The BrainGate technology platform was designed to take advantage of the fact that many patients with motor impairment have an intact brain that can produce movement commands. This allows BrainGate system to create output signal directly from the brain, bypassing the route through the nerves to the muscles that cannot be used in paralyzed people.
BrainGate is a culmination of ten years of research by Dr. John Donoghue who is the chairman of the neuroscience department at Brown University and chief scientific officer for cyberkinetics. Dr. Gerhard Freighs helped him by experimenting on monkeys to control the cursor by thoughts alone. These researches cofounded cyberkinetcs, Inc.in. The company bears all the expenses required for the study. According to the Cyberkinetics website three patients have been implanted with the BrainGate system. The company has confirmed that one patient (Matthew Nagle) has a spinal cord injury while another has advanced ALS.

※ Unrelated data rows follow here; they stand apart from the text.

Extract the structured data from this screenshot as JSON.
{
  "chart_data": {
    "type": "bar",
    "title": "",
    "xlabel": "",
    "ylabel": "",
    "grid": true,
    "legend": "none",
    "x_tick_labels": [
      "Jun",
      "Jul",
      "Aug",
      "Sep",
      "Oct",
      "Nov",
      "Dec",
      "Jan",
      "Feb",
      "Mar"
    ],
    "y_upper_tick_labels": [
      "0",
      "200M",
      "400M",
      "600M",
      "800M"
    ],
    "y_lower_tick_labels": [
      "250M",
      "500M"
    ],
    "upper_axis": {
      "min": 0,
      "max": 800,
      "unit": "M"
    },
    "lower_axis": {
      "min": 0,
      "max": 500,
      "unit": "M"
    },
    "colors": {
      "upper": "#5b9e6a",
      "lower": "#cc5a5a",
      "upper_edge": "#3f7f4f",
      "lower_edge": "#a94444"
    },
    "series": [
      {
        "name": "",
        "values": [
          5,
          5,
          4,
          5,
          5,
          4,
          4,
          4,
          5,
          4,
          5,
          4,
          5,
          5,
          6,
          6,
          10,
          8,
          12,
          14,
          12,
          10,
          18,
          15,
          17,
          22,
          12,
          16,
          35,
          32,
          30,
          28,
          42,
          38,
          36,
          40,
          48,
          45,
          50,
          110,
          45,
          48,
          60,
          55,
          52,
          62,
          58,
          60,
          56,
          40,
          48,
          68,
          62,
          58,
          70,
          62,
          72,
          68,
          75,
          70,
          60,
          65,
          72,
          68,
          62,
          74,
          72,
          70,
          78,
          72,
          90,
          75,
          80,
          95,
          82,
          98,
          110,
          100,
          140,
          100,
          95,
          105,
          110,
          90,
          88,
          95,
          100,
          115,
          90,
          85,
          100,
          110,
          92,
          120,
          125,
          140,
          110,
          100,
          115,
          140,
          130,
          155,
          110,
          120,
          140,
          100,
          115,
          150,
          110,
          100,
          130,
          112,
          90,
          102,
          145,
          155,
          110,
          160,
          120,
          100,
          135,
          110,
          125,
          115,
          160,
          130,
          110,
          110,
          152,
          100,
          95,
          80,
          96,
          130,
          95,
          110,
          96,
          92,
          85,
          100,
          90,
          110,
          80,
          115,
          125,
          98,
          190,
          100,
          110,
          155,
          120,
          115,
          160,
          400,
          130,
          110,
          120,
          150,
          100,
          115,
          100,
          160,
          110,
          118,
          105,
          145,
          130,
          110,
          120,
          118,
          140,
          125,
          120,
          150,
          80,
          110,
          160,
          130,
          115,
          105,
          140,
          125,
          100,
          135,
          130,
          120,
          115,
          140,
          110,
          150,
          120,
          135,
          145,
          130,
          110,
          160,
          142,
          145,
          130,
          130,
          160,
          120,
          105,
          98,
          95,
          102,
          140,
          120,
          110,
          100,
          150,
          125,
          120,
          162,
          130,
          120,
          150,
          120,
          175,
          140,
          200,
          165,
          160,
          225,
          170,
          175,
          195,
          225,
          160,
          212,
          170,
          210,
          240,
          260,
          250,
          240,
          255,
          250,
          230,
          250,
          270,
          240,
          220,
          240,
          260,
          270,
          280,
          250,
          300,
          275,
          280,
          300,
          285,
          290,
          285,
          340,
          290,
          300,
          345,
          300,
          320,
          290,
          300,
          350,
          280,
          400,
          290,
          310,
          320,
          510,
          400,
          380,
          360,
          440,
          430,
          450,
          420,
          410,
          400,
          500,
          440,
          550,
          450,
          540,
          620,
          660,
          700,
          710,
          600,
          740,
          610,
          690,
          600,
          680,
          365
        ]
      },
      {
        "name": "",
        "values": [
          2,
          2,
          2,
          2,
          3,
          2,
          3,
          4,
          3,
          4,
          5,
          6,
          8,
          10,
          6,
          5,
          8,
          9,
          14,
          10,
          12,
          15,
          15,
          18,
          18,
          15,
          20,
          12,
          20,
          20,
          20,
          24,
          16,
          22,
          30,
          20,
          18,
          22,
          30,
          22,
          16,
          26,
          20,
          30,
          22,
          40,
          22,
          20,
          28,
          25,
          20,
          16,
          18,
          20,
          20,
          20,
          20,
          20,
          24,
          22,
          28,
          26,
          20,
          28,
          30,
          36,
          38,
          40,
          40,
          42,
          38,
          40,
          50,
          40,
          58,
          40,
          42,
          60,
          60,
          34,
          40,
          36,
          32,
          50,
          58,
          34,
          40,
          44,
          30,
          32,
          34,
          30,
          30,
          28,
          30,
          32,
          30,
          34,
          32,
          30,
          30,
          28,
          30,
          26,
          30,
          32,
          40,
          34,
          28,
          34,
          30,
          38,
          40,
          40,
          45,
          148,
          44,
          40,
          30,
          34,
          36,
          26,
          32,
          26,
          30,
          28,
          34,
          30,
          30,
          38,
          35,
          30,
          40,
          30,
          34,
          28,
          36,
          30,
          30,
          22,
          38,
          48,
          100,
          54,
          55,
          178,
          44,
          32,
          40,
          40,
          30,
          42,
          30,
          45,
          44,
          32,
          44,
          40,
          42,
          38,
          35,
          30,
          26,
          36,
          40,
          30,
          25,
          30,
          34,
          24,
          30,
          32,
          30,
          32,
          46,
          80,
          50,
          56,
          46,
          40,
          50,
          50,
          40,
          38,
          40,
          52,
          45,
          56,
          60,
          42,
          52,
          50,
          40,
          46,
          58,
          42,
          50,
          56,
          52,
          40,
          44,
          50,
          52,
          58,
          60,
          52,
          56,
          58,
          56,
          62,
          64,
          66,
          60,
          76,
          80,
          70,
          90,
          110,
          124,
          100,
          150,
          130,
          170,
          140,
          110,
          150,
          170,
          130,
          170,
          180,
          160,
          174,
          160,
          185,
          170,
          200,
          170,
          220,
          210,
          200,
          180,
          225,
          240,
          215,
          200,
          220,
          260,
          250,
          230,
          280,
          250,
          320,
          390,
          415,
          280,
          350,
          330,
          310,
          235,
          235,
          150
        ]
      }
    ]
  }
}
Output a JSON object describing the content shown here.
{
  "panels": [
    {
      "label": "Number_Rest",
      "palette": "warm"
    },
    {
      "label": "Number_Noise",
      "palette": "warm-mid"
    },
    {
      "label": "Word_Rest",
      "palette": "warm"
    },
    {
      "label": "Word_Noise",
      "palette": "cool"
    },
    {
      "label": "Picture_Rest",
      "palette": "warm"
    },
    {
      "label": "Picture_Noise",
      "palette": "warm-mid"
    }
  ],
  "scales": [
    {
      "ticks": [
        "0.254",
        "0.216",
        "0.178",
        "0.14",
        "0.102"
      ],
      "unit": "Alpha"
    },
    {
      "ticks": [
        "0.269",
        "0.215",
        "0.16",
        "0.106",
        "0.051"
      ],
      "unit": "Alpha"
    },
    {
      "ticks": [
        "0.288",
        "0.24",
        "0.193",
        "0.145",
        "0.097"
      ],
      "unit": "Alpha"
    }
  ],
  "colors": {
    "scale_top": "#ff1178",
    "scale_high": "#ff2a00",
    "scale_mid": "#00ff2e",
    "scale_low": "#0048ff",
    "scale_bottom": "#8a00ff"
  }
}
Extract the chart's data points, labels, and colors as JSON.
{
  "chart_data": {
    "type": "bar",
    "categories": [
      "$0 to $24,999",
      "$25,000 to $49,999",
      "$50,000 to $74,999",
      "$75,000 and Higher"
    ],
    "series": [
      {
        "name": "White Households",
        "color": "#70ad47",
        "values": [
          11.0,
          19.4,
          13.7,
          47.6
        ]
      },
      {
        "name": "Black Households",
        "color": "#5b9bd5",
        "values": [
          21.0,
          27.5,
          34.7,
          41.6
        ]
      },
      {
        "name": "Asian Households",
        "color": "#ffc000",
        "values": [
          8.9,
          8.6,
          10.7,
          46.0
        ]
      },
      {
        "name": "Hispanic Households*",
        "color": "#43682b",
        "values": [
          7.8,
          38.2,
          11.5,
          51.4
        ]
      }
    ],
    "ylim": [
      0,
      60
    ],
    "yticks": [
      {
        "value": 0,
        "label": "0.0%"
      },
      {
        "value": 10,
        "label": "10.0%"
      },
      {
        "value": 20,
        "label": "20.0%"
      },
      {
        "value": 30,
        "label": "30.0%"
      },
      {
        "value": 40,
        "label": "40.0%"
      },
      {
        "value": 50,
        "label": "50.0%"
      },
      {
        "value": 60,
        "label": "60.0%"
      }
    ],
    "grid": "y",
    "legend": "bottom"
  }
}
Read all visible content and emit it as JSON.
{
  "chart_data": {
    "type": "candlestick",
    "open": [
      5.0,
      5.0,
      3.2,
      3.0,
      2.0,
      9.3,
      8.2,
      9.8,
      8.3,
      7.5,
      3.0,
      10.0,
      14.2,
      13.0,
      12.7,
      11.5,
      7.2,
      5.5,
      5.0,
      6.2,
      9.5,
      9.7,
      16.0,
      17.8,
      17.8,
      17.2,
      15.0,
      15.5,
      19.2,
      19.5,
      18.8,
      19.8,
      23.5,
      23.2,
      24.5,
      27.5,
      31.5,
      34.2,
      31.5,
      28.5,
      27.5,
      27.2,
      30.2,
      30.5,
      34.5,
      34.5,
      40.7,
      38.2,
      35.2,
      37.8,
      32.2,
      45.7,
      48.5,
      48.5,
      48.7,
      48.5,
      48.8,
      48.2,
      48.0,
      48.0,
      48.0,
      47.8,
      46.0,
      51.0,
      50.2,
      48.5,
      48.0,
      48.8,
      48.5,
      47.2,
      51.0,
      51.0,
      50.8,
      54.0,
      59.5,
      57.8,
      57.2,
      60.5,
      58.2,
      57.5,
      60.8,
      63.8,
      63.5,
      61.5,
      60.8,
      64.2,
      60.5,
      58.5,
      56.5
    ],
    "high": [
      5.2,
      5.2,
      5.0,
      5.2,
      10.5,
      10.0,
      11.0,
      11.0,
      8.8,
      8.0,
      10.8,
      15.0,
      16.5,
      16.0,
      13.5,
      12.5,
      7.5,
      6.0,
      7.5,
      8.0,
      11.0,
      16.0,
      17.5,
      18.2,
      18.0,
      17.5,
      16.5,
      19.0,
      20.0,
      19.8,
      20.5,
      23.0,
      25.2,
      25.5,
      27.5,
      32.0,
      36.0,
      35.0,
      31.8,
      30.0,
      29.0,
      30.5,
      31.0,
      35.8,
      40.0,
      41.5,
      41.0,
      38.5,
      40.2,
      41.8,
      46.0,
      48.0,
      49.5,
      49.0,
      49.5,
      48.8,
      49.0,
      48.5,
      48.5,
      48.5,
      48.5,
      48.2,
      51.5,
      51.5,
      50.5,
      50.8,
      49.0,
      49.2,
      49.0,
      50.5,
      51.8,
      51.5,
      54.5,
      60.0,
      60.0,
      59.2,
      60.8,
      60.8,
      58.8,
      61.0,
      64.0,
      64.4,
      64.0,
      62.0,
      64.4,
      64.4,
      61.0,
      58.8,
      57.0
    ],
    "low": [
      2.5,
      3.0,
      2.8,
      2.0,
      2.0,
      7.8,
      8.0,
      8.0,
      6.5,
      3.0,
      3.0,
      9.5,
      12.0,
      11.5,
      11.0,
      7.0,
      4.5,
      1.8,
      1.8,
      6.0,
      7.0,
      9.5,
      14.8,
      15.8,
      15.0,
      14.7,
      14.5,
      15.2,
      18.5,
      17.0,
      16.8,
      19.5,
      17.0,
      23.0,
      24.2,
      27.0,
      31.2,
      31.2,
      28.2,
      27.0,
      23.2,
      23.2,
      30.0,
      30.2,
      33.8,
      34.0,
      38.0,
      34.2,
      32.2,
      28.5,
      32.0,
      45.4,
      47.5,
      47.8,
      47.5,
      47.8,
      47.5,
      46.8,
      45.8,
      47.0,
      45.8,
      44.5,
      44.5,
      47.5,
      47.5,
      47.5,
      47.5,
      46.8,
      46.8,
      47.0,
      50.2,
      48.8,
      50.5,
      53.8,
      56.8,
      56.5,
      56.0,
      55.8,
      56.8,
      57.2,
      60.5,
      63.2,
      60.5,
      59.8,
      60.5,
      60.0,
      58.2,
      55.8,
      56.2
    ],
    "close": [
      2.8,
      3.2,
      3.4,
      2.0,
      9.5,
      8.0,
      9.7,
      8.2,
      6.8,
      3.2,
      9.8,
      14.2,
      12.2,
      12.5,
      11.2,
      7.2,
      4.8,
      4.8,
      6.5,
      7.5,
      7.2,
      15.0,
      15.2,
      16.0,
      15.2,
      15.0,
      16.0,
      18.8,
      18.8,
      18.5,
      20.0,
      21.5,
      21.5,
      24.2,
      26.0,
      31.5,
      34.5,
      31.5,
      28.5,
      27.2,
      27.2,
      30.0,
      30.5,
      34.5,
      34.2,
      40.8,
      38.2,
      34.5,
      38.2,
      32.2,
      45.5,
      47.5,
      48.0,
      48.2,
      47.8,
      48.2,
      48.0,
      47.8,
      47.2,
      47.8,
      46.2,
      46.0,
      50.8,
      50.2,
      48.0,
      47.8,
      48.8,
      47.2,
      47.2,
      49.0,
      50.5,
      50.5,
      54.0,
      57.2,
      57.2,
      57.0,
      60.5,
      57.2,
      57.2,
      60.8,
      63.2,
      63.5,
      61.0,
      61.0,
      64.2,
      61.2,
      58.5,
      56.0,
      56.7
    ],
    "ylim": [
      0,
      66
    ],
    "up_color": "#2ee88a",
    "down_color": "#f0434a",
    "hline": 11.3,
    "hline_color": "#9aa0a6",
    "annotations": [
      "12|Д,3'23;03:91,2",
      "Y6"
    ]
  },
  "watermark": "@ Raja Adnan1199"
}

The implant, BrainGate, allowed Matthew Nagle, a 25 year old Massachusetts man who has been paralyzed from the neck down since 2001, because of a severe spinal cord injury, to control a cursor on a screen and to open and close the hand on a prosthetic limb just by thinking about the actions.
After few minutes spent calibrating the inplant, Mr. Matthew Nagle could read emails and plays the computer game Pong. He was able to draw circular shapes using a paint program and could also change channel and turn up the volume on a television, even while talking to people around him. After several months he could also operate simple robotic devices such as prosthetic hand, which he used to grasp and move objects. With practice the user can refine movements using signals from only a sample of cells.
BrainGate is currently recruiting patients with a range of neuromuscular and neuro degenerative conditions for pilot clinical trials being conducted under an Investigational Device Exemption (IDE) in the United States. Cyberkinetics hopes to refine the BrainGate in the next two years to develop a wireless devise that is completely implantable and doesn?t have a plug, making it safer and less visible. And once the basics of brain mapping are worked out, there is potential for a wide variety of further applications.
The system is designed to restore functionality for a limited, immobile group of severely motor-impair individuals. It is expected that people using this system will employ a personal computer as a gateway to a range of self directed activities. These activities extend beyond typical computer functions.
Cyberkinetics is further developing the BrainGate system to provide limb movement to people with severe motor disabilities. The goal of this program would be to allow these individuals to one day use their arms and hands again. In addition Cyberkinetics is also developing products to allow for robotic control such as a thought controlled wheel chair.